Le
chemin du Christ
L'entrée triomphale à Jérusalem
: Matthieu
21, 1-11
Autres lectures : Isaïe
50, 4-7;
Psaume
21(22); Philippiens
2, 6-11
Quand Matthieu raconte l’entrée
de Jésus à Jérusalem, il précise que
cela s’est passé pour accomplir la promesse transmise
par le prophète : Dites à la fille de Sion : Voici
ton roi qui vient vers toi, humble, monté sur une ânesse
et un petit âne, le petit d’une bête de somme (21,
5, citant Isaïe
62, 11 ; Zacharie
9, 9). Pourtant, quand Jésus entra dans la ville, on
se demandait : Qui est cet homme ? Et les foules répondaient
: C’est le prophète Jésus (Mt
21, 10-11).
Tout cela reflète bien le contexte dans lequel
nous lisons cette année la Passion selon saint Matthieu.

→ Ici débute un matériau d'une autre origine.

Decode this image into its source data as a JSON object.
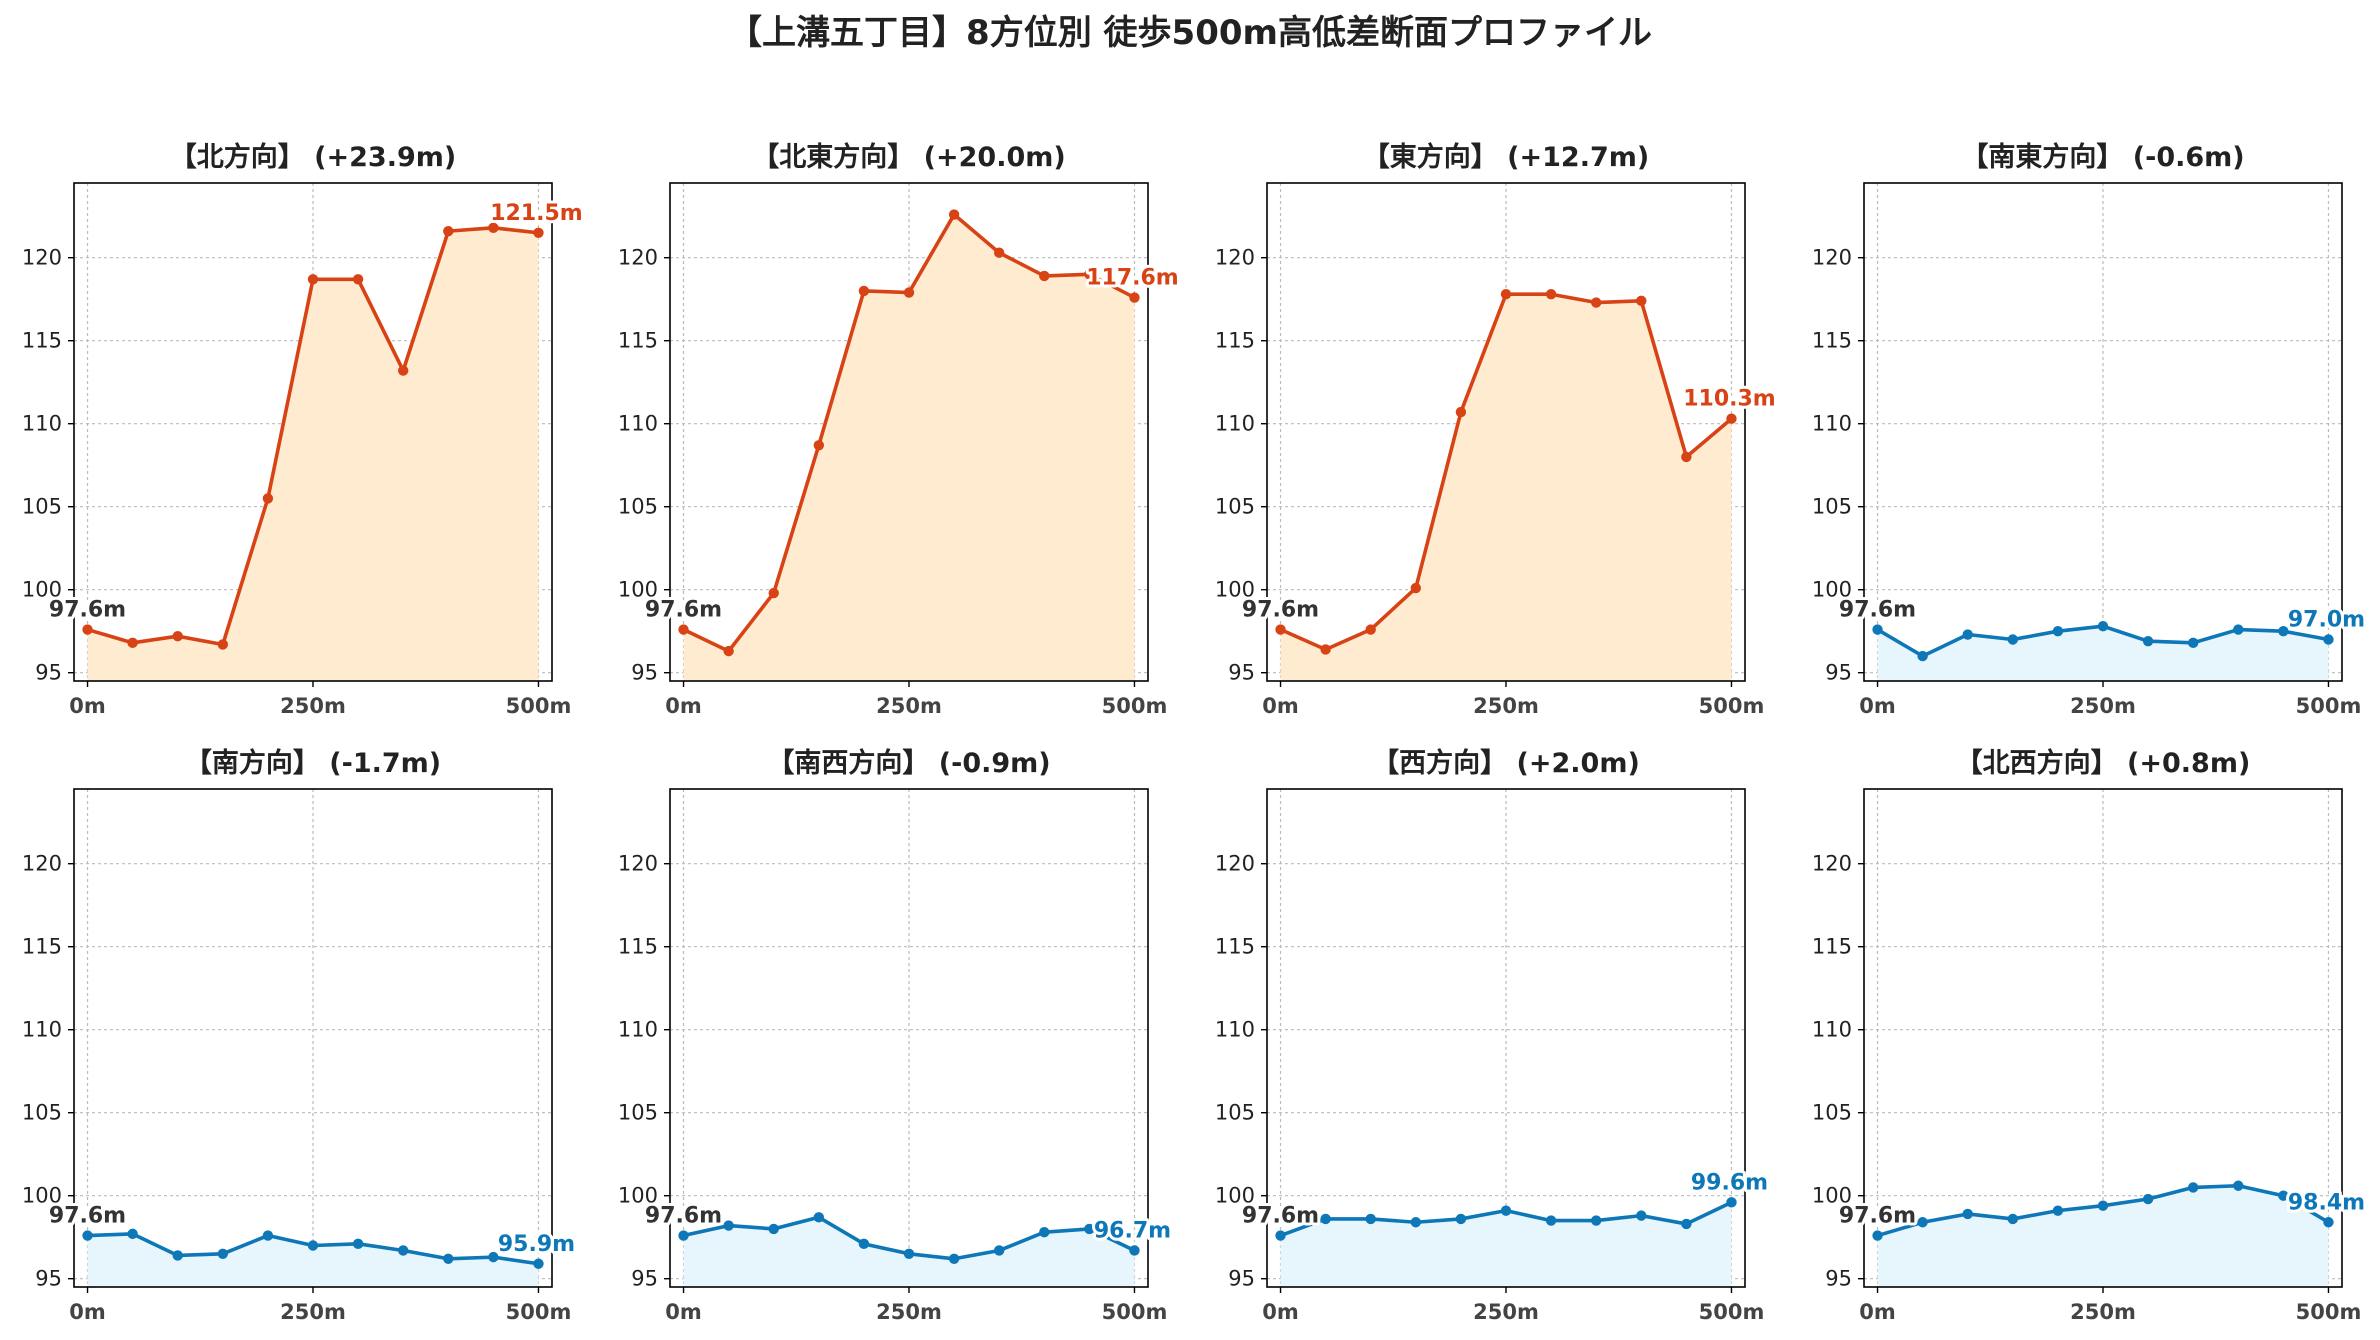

En effet, pour nous qui avons la foi, la Semaine sainte et la fête
de Pâques seront l’occasion de laisser à nouveau
entrer chez nous le roi de douceur et de paix. Mais pour ceux qui
ne croient pas et qui parfois même s’opposent à
toute manifestation religieuse dans le domaine public, Jésus
n’est rien de plus qu’un grand homme, un prophète
comme tant d’autres. De Nazareth! Peut-il sortir de là
quelque chose de bon ? (Jn 1, 46).
À
la suite du Christ
À nous qui voyons en lui le messie promis, Jésus
redit aujourd’hui : Mon temps est proche; c’est chez
toi que je veux célébrer la Pâque (Mt
26, 18). Pour cela, il importe de suivre Jésus jusqu’à
la croix. Notre présence à l’église à
tous les dimanches et les efforts que nous faisons pour ajuster
nos vies à l’Évangile témoignent déjà
de notre volonté de suivre le Christ jusqu’au bout.

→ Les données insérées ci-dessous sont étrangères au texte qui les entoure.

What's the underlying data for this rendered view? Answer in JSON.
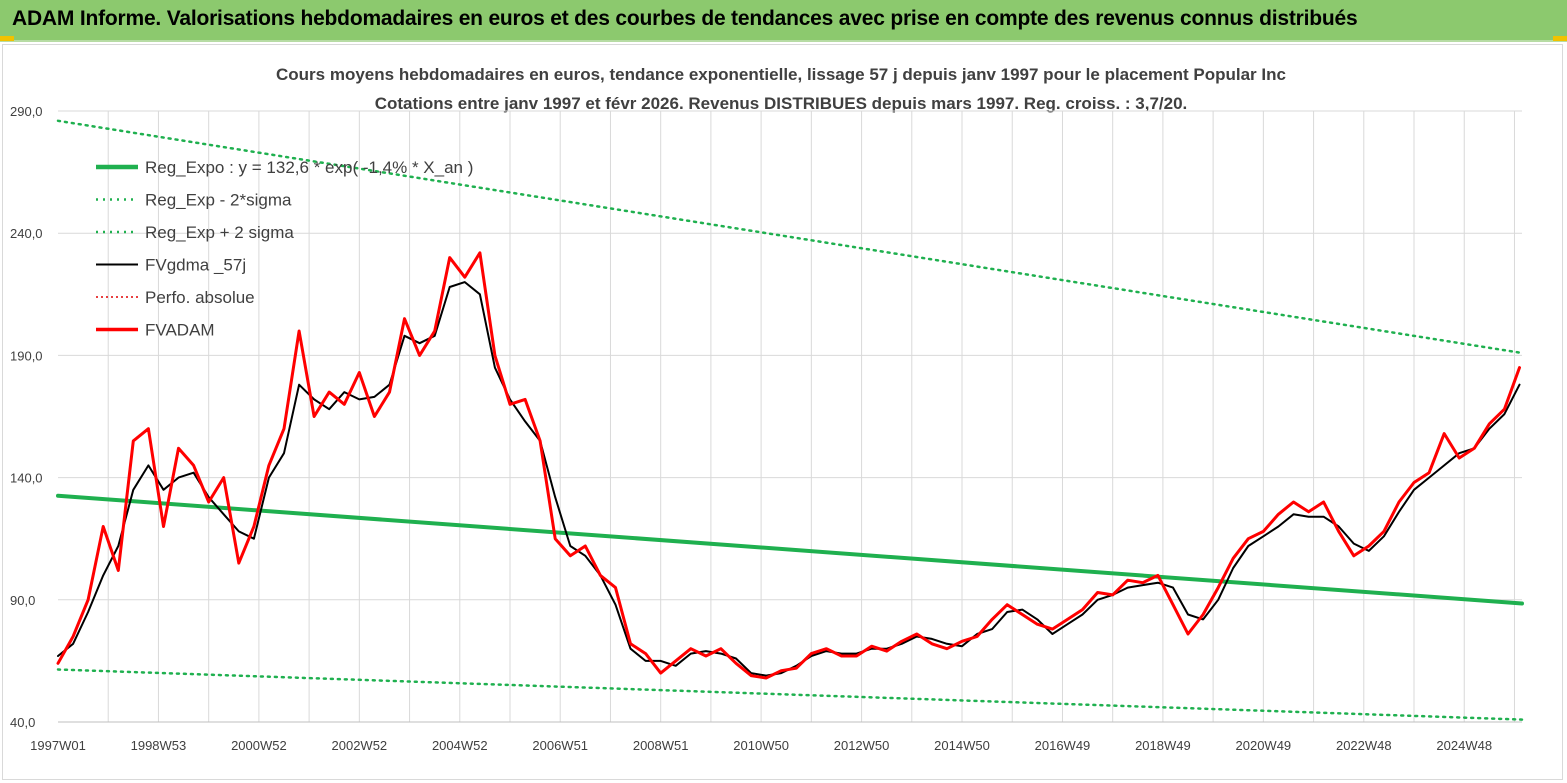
{
  "header": {
    "title": "ADAM Informe. Valorisations hebdomadaires en euros et des courbes de tendances avec prise en compte des revenus connus distribués"
  },
  "chart_data": {
    "type": "line",
    "title": "Cours moyens hebdomadaires en euros, tendance exponentielle, lissage 57 j depuis janv 1997 pour le placement Popular Inc",
    "subtitle": "Cotations entre janv 1997 et févr 2026. Revenus DISTRIBUES depuis mars 1997. Reg. croiss. : 3,7/20.",
    "xlabel": "",
    "ylabel": "",
    "ylim": [
      40,
      290
    ],
    "xlim": [
      1997.0,
      2026.15
    ],
    "yticks": [
      "290,0",
      "240,0",
      "190,0",
      "140,0",
      "90,0",
      "40,0"
    ],
    "yticks_values": [
      290,
      240,
      190,
      140,
      90,
      40
    ],
    "xticks": [
      "1997W01",
      "1998W53",
      "2000W52",
      "2002W52",
      "2004W52",
      "2006W51",
      "2008W51",
      "2010W50",
      "2012W50",
      "2014W50",
      "2016W49",
      "2018W49",
      "2020W49",
      "2022W48",
      "2024W48"
    ],
    "xticks_values": [
      1997.0,
      1999.0,
      2001.0,
      2003.0,
      2005.0,
      2007.0,
      2009.0,
      2011.0,
      2013.0,
      2015.0,
      2017.0,
      2019.0,
      2021.0,
      2023.0,
      2025.0
    ],
    "grid": true,
    "legend_position": "top-left",
    "colors": {
      "reg_expo": "#1fb04f",
      "band": "#1fb04f",
      "fvgdma": "#000000",
      "perfo": "#e00000",
      "fvadam": "#ff0000",
      "grid": "#d9d9d9",
      "axis_text": "#404040"
    },
    "series": [
      {
        "name": "Reg_Expo : y = 132,6 * exp( -1,4% *  X_an )",
        "style": "solid",
        "x": [
          1997.0,
          2026.15
        ],
        "values": [
          132.6,
          88.5
        ]
      },
      {
        "name": "Reg_Exp - 2*sigma",
        "style": "dotted",
        "x": [
          1997.0,
          2026.15
        ],
        "values": [
          61.5,
          41.0
        ]
      },
      {
        "name": "Reg_Exp + 2 sigma",
        "style": "dotted",
        "x": [
          1997.0,
          2026.15
        ],
        "values": [
          286.0,
          191.0
        ]
      },
      {
        "name": "FVgdma _57j",
        "style": "solid",
        "x": [
          1997.0,
          1997.3,
          1997.6,
          1997.9,
          1998.2,
          1998.5,
          1998.8,
          1999.1,
          1999.4,
          1999.7,
          2000.0,
          2000.3,
          2000.6,
          2000.9,
          2001.2,
          2001.5,
          2001.8,
          2002.1,
          2002.4,
          2002.7,
          2003.0,
          2003.3,
          2003.6,
          2003.9,
          2004.2,
          2004.5,
          2004.8,
          2005.1,
          2005.4,
          2005.7,
          2006.0,
          2006.3,
          2006.6,
          2006.9,
          2007.2,
          2007.5,
          2007.8,
          2008.1,
          2008.4,
          2008.7,
          2009.0,
          2009.3,
          2009.6,
          2009.9,
          2010.2,
          2010.5,
          2010.8,
          2011.1,
          2011.4,
          2011.7,
          2012.0,
          2012.3,
          2012.6,
          2012.9,
          2013.2,
          2013.5,
          2013.8,
          2014.1,
          2014.4,
          2014.7,
          2015.0,
          2015.3,
          2015.6,
          2015.9,
          2016.2,
          2016.5,
          2016.8,
          2017.1,
          2017.4,
          2017.7,
          2018.0,
          2018.3,
          2018.6,
          2018.9,
          2019.2,
          2019.5,
          2019.8,
          2020.1,
          2020.4,
          2020.7,
          2021.0,
          2021.3,
          2021.6,
          2021.9,
          2022.2,
          2022.5,
          2022.8,
          2023.1,
          2023.4,
          2023.7,
          2024.0,
          2024.3,
          2024.6,
          2024.9,
          2025.2,
          2025.5,
          2025.8,
          2026.1
        ],
        "values": [
          67,
          72,
          85,
          100,
          112,
          135,
          145,
          135,
          140,
          142,
          132,
          125,
          118,
          115,
          140,
          150,
          178,
          172,
          168,
          175,
          172,
          173,
          178,
          198,
          195,
          198,
          218,
          220,
          215,
          185,
          172,
          163,
          155,
          132,
          112,
          108,
          100,
          88,
          70,
          65,
          65,
          63,
          68,
          69,
          68,
          66,
          60,
          59,
          60,
          63,
          67,
          69,
          68,
          68,
          70,
          70,
          72,
          75,
          74,
          72,
          71,
          76,
          78,
          85,
          86,
          82,
          76,
          80,
          84,
          90,
          92,
          95,
          96,
          97,
          95,
          84,
          82,
          90,
          103,
          112,
          116,
          120,
          125,
          124,
          124,
          120,
          113,
          110,
          116,
          126,
          135,
          140,
          145,
          150,
          152,
          160,
          166,
          178
        ]
      },
      {
        "name": "Perfo. absolue",
        "style": "dotted",
        "x": [],
        "values": []
      },
      {
        "name": "FVADAM",
        "style": "solid",
        "x": [
          1997.0,
          1997.3,
          1997.6,
          1997.9,
          1998.2,
          1998.5,
          1998.8,
          1999.1,
          1999.4,
          1999.7,
          2000.0,
          2000.3,
          2000.6,
          2000.9,
          2001.2,
          2001.5,
          2001.8,
          2002.1,
          2002.4,
          2002.7,
          2003.0,
          2003.3,
          2003.6,
          2003.9,
          2004.2,
          2004.5,
          2004.8,
          2005.1,
          2005.4,
          2005.7,
          2006.0,
          2006.3,
          2006.6,
          2006.9,
          2007.2,
          2007.5,
          2007.8,
          2008.1,
          2008.4,
          2008.7,
          2009.0,
          2009.3,
          2009.6,
          2009.9,
          2010.2,
          2010.5,
          2010.8,
          2011.1,
          2011.4,
          2011.7,
          2012.0,
          2012.3,
          2012.6,
          2012.9,
          2013.2,
          2013.5,
          2013.8,
          2014.1,
          2014.4,
          2014.7,
          2015.0,
          2015.3,
          2015.6,
          2015.9,
          2016.2,
          2016.5,
          2016.8,
          2017.1,
          2017.4,
          2017.7,
          2018.0,
          2018.3,
          2018.6,
          2018.9,
          2019.2,
          2019.5,
          2019.8,
          2020.1,
          2020.4,
          2020.7,
          2021.0,
          2021.3,
          2021.6,
          2021.9,
          2022.2,
          2022.5,
          2022.8,
          2023.1,
          2023.4,
          2023.7,
          2024.0,
          2024.3,
          2024.6,
          2024.9,
          2025.2,
          2025.5,
          2025.8,
          2026.1
        ],
        "values": [
          64,
          75,
          90,
          120,
          102,
          155,
          160,
          120,
          152,
          145,
          130,
          140,
          105,
          120,
          145,
          160,
          200,
          165,
          175,
          170,
          183,
          165,
          175,
          205,
          190,
          200,
          230,
          222,
          232,
          190,
          170,
          172,
          155,
          115,
          108,
          112,
          100,
          95,
          72,
          68,
          60,
          65,
          70,
          67,
          70,
          64,
          59,
          58,
          61,
          62,
          68,
          70,
          67,
          67,
          71,
          69,
          73,
          76,
          72,
          70,
          73,
          75,
          82,
          88,
          84,
          80,
          78,
          82,
          86,
          93,
          92,
          98,
          97,
          100,
          88,
          76,
          84,
          95,
          107,
          115,
          118,
          125,
          130,
          126,
          130,
          118,
          108,
          112,
          118,
          130,
          138,
          142,
          158,
          148,
          152,
          162,
          168,
          185
        ]
      }
    ]
  }
}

Comme Pierre, nous sommes prêts à déclarer :
Si tous viennent à tomber à cause de toi, moi,
je ne tomberai jamais (26, 33). Même si je dois mourir
avec toi, je ne te renierai pas (26, 35). Pourtant, quand la
croix se dresse à l’horizon, nos beaux discours ne tiennent
pas toujours la route. Heureusement, au moment d’offrir sa
vie, Jésus précise que son sang est répandu
en rémission des péchés (26, 28). Et
il promet : Je boirai un vin nouveau avec vous dans le Royaume
de mon Père (26, 29).
Se
fortifier par la prière
En gravissant la route du calvaire, Jésus nous
montre le chemin. Il nous invite d’abord à trouver comme
lui la force d’aller jusqu’au bout dans la prière
: Demeurez ici et veillez avec moi (26, 38). Aurons-nous
la force de veiller avec lui? Ou bien tomberons-nous endormis comme
Pierre, Jacques et Jean? Dans sa prière, Jésus demande
: s’il est possible, que cette coupe passe loin de moi!
(26, 39). Et, comme il nous l’a enseigné dans le
Notre Père, il s’empresse d’ajouter : Cependant,
non pas comme je veux, mais comme tu veux (26, 39), que ta
volonté soit faite! (26, 42). Que le Seigneur nous éveille
à la vraie prière. Malgré tout ce qui nous
engourdit et nous rend lourds de sommeil, qu’il continue de
nous offrir son amitié, lui qui a répondu au baiser
de Judas en l’appelant mon ami… (26, 50).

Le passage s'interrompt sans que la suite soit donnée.